Marrakech : le 55e Festival des arts populaires célèbre le chaâbi
Le 55e Festival national des arts populaires de Marrakech revient du 2 au 6 juillet 2026. Zina Daoudia est à l'honneur pour célébrer le patrimoine vivant.
En 10 secondes : Le 55e Festival national des arts populaires de Marrakech revient du 2 au 6 juillet 2026. Zina Daoudia est à l’honneur pour célébrer le patrimoine vivant.
Qu’est-ce que le 55e Festival national des arts populaires ?
Le 55e Festival national des arts populaires de Marrakech se déroulera du 2 au 6 juillet 2026, selon le média Aujourd’hui. Placée sous le thème « Les arts populaires, trésors d’hier et d’aujourd’hui », cette édition s’installe dans des lieux emblématiques de la ville ocre, notamment le Palais Badiâ et la mythique Place Jemaâ El Fna.
L’événement ne se limite pas à une simple représentation folklorique ; il s’agit d’une véritable immersion dans l’âme marocaine. Mohamed Knidiri, président du festival, a précisé que ce 55e anniversaire symbolise une promesse tenue entre les générations pour sauvegarder les chants, les danses et les costumes traditionnels. Cette année, l’ouverture culturelle s’accentue avec la participation de troupes venues d’Afrique et de Chine, créant un pont entre le folklore marocain et les arts du monde.
Pour toi qui vis à l’étranger, ce festival est bien plus qu’une date sur un calendrier. C’est le moment où Marrakech redevient le centre gravitationnel de la culture populaire, rappelant que le patrimoine n’est pas figé dans un musée, mais qu’il vibre encore dans les rues et les palais.
Pourquoi Zina Daoudia est-elle à l’honneur cette année ?
L’édition 2026 rend un hommage vibrant à Zina Daoudia, figure incontournable et emblématique du chaâbi marocain, d’après la publication Aujourd’hui. Choisir Daoudia, c’est choisir de célébrer la « joie viscérale » qui caractérise ce genre musical, capable de transformer n’importe quelle réunion familiale en une fête collective intense.
Le chaâbi, par essence, est la musique du peuple. Il raconte les joies, les peines et les aspirations des Marocains. En mettant Zina Daoudia sous les projecteurs, le festival souligne l’importance des voix féminines dans la transmission du patrimoine oral. Son énergie scénique et sa maîtrise des rythmes populaires font d’elle l’ambassadrice parfaite pour illustrer le lien entre les racines ancestrales et la modernité.
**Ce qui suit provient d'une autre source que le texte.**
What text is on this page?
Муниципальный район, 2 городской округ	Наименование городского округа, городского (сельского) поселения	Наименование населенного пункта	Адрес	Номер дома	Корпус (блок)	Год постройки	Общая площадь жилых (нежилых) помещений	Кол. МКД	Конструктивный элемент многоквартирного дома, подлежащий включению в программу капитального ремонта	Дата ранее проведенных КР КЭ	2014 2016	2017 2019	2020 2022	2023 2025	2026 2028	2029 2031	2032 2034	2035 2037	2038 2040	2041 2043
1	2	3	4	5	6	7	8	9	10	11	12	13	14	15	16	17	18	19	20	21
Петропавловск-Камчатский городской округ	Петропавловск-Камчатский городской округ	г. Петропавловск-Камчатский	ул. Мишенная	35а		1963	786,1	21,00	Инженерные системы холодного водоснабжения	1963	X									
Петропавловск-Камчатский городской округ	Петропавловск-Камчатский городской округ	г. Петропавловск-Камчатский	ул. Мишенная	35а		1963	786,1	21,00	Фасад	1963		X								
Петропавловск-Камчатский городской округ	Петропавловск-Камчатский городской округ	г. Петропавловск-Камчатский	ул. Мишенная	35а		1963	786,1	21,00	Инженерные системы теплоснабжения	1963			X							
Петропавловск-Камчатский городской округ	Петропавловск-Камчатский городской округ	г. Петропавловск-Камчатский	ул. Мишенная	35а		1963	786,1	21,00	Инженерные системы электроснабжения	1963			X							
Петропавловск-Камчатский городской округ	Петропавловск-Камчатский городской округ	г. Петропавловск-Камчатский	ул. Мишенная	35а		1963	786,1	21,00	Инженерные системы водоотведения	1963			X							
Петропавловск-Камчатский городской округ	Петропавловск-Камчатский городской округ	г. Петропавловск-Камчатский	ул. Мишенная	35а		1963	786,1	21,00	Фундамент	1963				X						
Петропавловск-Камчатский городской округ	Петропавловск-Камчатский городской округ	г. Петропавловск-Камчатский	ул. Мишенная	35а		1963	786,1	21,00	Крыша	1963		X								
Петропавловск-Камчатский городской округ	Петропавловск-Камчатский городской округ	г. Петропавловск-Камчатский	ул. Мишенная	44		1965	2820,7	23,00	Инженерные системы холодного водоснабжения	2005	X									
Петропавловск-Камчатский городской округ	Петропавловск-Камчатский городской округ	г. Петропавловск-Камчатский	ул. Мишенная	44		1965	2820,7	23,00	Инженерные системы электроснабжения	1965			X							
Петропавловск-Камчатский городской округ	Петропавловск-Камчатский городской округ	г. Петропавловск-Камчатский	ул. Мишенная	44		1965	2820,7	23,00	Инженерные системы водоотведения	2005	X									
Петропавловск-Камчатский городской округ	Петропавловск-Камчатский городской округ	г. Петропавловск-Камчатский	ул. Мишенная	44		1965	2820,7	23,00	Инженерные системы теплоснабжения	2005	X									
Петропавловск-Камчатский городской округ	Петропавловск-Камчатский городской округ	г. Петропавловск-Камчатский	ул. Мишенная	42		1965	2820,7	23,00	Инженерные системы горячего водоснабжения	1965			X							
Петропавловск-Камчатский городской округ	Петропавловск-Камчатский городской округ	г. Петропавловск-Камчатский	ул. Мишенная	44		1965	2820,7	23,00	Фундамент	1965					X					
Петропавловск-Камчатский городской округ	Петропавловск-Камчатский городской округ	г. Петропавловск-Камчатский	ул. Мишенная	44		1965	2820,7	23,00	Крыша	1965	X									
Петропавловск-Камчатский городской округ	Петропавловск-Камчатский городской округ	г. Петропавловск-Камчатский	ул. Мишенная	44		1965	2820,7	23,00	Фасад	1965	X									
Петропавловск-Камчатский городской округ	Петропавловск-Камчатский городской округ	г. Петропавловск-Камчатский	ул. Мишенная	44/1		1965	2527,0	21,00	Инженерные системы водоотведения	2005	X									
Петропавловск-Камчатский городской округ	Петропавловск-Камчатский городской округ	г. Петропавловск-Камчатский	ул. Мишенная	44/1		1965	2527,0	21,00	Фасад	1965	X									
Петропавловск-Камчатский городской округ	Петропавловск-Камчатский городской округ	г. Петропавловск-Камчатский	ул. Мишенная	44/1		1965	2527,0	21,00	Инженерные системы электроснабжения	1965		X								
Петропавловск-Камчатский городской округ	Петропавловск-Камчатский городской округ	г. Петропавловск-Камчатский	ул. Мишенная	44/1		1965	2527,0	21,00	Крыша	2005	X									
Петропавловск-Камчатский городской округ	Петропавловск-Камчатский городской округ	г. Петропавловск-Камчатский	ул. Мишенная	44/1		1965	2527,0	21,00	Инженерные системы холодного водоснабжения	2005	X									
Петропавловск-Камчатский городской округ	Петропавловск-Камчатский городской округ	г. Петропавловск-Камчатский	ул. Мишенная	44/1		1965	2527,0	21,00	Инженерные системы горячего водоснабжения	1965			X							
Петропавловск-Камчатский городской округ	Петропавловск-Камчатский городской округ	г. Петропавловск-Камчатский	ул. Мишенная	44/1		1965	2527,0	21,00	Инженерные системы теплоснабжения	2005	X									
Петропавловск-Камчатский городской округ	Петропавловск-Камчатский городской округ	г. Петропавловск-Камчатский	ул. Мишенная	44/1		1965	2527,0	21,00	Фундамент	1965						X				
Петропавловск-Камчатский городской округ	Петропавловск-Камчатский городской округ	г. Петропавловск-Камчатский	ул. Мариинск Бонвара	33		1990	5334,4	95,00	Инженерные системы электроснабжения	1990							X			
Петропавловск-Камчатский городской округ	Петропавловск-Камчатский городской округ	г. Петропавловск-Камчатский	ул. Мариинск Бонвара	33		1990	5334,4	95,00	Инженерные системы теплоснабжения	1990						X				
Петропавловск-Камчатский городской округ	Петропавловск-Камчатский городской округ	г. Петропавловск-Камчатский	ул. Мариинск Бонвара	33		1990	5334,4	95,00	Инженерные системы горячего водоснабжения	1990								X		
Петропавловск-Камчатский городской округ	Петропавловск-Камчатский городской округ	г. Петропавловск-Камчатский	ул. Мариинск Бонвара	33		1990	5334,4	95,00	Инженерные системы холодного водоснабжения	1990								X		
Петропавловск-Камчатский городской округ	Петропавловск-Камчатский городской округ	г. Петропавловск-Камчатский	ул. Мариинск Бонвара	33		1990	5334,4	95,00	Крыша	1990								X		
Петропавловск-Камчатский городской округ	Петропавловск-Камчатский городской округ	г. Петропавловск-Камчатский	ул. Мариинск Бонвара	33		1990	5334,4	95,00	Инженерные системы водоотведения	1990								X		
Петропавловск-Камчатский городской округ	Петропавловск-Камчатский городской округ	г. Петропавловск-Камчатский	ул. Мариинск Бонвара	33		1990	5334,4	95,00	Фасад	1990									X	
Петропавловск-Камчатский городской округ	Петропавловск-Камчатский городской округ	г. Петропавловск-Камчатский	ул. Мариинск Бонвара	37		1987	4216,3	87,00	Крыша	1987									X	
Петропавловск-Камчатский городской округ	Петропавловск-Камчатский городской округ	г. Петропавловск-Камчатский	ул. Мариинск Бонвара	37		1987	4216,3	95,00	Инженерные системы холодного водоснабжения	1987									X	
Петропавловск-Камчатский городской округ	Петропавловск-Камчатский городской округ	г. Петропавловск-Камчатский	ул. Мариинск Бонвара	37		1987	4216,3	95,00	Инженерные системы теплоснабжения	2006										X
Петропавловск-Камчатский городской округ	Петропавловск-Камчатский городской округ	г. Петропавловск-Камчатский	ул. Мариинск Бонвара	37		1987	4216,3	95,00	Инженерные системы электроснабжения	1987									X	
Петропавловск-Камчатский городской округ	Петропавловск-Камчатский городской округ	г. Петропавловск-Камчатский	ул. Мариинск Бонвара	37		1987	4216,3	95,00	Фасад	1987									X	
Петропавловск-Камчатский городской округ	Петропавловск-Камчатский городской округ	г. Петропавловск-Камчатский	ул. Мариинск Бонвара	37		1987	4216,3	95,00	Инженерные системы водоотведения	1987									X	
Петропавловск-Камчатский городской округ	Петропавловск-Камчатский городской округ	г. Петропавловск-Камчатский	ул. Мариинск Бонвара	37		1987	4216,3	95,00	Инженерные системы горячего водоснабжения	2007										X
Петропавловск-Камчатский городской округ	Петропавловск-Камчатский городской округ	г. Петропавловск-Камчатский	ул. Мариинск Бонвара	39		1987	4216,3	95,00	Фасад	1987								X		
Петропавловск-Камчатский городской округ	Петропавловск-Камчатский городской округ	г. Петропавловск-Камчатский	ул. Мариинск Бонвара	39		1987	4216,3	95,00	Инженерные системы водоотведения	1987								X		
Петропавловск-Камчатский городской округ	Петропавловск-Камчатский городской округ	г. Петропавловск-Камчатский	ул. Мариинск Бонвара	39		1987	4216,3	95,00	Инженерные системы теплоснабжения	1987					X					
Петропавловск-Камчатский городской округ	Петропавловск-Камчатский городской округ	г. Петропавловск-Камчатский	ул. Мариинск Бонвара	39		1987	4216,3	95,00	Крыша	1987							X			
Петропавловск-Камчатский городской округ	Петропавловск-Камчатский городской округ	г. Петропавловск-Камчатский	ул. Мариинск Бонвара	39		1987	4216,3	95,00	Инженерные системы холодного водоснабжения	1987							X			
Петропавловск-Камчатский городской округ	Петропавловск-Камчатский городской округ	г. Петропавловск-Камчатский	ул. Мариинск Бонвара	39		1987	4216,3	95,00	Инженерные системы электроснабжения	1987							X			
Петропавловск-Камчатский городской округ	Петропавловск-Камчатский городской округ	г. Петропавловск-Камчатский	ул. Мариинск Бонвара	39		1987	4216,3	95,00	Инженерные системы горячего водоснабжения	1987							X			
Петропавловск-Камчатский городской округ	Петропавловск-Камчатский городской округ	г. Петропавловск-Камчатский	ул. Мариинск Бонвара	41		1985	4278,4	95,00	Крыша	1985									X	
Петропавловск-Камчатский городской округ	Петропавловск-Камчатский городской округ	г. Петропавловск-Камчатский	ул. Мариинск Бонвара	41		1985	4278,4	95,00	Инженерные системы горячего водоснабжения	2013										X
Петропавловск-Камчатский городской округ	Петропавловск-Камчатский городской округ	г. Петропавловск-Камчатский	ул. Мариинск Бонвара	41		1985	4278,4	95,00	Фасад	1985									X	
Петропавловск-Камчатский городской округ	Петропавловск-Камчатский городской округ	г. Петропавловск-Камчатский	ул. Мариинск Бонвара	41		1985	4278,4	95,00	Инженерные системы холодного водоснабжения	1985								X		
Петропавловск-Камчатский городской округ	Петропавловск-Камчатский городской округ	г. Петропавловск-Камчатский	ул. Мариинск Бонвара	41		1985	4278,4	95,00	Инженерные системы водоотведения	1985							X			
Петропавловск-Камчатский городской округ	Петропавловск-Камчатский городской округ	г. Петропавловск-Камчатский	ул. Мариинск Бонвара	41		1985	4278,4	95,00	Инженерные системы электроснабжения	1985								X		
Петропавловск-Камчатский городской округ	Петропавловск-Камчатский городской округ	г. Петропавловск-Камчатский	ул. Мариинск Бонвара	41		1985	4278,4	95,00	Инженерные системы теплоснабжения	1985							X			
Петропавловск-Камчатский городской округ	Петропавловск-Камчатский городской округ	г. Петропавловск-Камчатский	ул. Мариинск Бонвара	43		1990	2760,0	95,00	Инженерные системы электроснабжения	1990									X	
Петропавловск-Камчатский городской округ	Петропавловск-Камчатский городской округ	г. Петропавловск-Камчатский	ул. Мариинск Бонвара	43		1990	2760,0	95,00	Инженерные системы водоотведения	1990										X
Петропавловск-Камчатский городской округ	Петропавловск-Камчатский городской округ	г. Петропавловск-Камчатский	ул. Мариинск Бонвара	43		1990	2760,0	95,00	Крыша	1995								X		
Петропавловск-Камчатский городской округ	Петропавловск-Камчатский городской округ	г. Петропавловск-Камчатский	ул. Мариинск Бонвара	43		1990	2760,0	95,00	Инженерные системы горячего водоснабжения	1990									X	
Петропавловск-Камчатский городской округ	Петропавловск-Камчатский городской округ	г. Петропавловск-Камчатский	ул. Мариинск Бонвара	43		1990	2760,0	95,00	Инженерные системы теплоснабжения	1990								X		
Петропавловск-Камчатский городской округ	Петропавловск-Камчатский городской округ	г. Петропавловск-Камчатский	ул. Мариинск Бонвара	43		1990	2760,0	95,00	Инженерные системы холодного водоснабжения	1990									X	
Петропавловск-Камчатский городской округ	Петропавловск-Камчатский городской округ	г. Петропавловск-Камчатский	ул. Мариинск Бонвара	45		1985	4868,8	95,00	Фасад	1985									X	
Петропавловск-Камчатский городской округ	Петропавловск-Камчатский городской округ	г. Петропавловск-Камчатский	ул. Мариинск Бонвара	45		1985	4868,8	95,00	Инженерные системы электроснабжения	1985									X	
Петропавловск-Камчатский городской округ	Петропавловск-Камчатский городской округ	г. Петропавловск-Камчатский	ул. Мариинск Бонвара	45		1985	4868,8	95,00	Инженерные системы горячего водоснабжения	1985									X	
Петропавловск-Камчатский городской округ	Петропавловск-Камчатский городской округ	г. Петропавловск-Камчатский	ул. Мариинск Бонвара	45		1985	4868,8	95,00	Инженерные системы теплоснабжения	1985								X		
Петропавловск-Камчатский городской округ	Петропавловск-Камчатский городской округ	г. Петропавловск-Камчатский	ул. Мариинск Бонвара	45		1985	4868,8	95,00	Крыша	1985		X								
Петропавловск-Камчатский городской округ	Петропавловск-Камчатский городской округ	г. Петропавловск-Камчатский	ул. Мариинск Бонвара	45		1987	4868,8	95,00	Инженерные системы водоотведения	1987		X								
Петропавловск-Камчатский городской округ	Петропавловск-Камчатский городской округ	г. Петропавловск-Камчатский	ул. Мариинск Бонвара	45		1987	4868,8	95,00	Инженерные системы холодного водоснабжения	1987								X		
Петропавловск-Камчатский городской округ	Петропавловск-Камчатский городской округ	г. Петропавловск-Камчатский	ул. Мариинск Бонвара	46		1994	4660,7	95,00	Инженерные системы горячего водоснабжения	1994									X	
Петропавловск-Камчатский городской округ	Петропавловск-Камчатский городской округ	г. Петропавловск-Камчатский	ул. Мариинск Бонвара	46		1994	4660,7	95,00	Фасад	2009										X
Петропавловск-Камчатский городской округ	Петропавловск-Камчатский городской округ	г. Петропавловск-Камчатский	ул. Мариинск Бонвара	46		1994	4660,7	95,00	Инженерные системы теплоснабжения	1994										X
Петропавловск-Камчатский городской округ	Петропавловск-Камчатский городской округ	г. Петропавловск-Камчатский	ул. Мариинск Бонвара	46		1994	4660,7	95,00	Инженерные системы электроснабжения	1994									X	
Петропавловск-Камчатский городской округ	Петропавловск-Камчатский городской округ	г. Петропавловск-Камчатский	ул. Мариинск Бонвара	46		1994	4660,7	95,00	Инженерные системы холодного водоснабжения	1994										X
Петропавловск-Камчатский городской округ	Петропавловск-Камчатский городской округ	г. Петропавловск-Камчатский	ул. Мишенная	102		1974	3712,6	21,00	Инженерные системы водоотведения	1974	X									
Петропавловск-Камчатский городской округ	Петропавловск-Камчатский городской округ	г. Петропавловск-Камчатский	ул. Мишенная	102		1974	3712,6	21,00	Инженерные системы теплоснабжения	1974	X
Pour la diaspora, Zina Daoudia est souvent la bande-son des mariages, des baptêmes et des fêtes de famille organisées en Europe ou au Canada. Entendre ses morceaux résonner au Palais Badiâ, c’est retrouver un morceau de son enfance et une connexion directe avec l’effervescence des quartiers populaires du Maroc.
Comment vivre l’expérience du festival quand on est MRE ?
Même si tu ne peux pas être physiquement à Marrakech début juillet, le festival reste accessible. La diffusion des spectacles via les chaînes culturelles marocaines et les réseaux sociaux permet de suivre les performances en temps réel. C’est l’occasion idéale pour organiser un moment de partage avec tes proches restés au pays ou avec tes enfants pour leur faire découvrir la richesse du folklore national.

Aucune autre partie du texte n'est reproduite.